The report, compiled by EU customs and international trade lawyers, provides a "sobering reflection" on the issues that would arise for cross-border trade.
"In particular, it confirms the Northern Ireland Civil Service's concern about the impact of EU tariffs on food exports to (the Republic of) Ireland, and the ability of micro and small enterprises with no experience in customs procedures and operations to continue to export to Ireland," a cover note to the report said.
If the UK leaves the EU without a deal, it will cease to have a legal or regulatory framework in which to trade with the EU.
It will instead fall back on World Trade Organisation rules, meaning UK-EU trade would suddenly be subject to tariffs on some goods and new disruptive non-tariff barriers, resulting in a logistical nightmare.
In 2017 over 90% of businesses here that exported to the rest of the EU were trading across the border.
The total value of this trade was £3.9bn, which represented 38% of all exports and 18% of 'external' sales, which includes sales to Britain.
In 2016 imports from the Republic totalled £2.3bn while 94% of all local businesses exporting south of the border are micro or small enterprises, which would be hit hard by no-deal.
Among the recommendations, the report suggests negotiations could be commenced to establish joint Republic of Ireland/Northern Ireland customs offices in each other's territory.
"If an integrated logistics centre/customs office is established, the joint customs office can also be located there, thus significantly increasing efficiency," the report said.

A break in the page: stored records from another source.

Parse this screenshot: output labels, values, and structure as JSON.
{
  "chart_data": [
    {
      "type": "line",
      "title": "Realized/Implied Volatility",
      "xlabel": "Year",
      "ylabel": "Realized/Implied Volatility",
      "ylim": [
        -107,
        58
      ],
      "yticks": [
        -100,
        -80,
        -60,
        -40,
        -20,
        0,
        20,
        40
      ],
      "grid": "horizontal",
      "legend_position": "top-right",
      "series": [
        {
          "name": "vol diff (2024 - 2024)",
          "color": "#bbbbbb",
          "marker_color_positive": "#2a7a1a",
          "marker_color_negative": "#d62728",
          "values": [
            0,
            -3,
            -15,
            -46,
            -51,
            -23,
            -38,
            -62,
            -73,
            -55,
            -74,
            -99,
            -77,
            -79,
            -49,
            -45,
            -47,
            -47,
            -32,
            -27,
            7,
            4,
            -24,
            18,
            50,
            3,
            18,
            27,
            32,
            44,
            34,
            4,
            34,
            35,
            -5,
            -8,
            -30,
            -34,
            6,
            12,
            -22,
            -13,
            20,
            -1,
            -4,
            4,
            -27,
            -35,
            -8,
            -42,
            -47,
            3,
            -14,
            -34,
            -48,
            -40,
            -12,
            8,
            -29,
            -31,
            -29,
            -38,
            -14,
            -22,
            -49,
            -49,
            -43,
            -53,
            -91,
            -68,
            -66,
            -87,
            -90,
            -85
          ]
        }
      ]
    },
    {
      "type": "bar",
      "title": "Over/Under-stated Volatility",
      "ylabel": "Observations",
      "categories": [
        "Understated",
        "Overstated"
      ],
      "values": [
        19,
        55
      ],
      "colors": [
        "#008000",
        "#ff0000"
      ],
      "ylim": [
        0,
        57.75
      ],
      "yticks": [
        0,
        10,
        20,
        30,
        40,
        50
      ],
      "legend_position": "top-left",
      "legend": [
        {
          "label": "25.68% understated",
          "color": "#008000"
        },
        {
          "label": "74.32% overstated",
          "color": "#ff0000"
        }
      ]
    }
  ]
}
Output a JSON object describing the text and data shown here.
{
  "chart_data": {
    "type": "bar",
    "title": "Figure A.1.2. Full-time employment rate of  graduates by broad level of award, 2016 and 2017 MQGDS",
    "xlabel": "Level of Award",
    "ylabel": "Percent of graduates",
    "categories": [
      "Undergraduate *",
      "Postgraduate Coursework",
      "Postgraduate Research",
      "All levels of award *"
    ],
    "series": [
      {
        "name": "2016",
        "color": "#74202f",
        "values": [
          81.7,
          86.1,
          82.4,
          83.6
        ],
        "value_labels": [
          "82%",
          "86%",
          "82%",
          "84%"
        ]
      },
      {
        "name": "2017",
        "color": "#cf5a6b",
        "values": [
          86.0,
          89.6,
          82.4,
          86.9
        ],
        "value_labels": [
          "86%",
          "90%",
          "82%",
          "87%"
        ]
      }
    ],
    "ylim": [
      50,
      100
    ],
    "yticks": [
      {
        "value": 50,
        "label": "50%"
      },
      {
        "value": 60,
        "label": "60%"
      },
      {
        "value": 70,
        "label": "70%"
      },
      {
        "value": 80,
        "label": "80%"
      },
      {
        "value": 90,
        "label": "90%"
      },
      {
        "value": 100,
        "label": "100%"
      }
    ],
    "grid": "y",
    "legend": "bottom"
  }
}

"UK Government should concentrate on developing and implementing its own single 'window' for lodging all import, export and transit requirements and should enter into consultation with the Republic in its efforts to establish its own.
"The medium-term objective should be to create as much efficiency as possible on each side of the border by aligning the single windows in their presentation and functionality, thus significantly increasing efficiency."
Even with that, there would be further complications depending on what type of goods, livestock, food are being exported or imported.
The report also looked at the potential for establishing logistics centres where integrated customs and technology dealing with commercial traffic could be installed, though it warned this would be a long-term project and would be extremely costly to both sides of the border.
"Technological solutions, in so far as they exist, can help to speed the clearance process," the report added.
"Consideration could be given to the financial burdens small SMEs in particular will incur if they need to acquire the equipment for such solutions.
"Lorries or containers of such traders could be made identifiable by number plate recognition or a tracking device."
Another recommendation is that the UK could grant waivers or reductions in time-limits for lodging declarations for low-risk products crossing the border, which would be helpful for deliveries on short notice.
"It can be expected that traders will find the rules and procedures to be extremely complex and confusing," it added.
"The administrative effort on the part of the UK authorities or authorised bodies to issue certificates, licences etc. will be significant and likely result in delays."
The department also warned that the creation of a hard customs border "could jeopardise the peace which has been established by the Belfast Agreement and the Common Travel Area".
"However, there is nothing to prevent co-ordinated action between the UK and the EU/RoI to protect respective and/or mutual security interests," it said.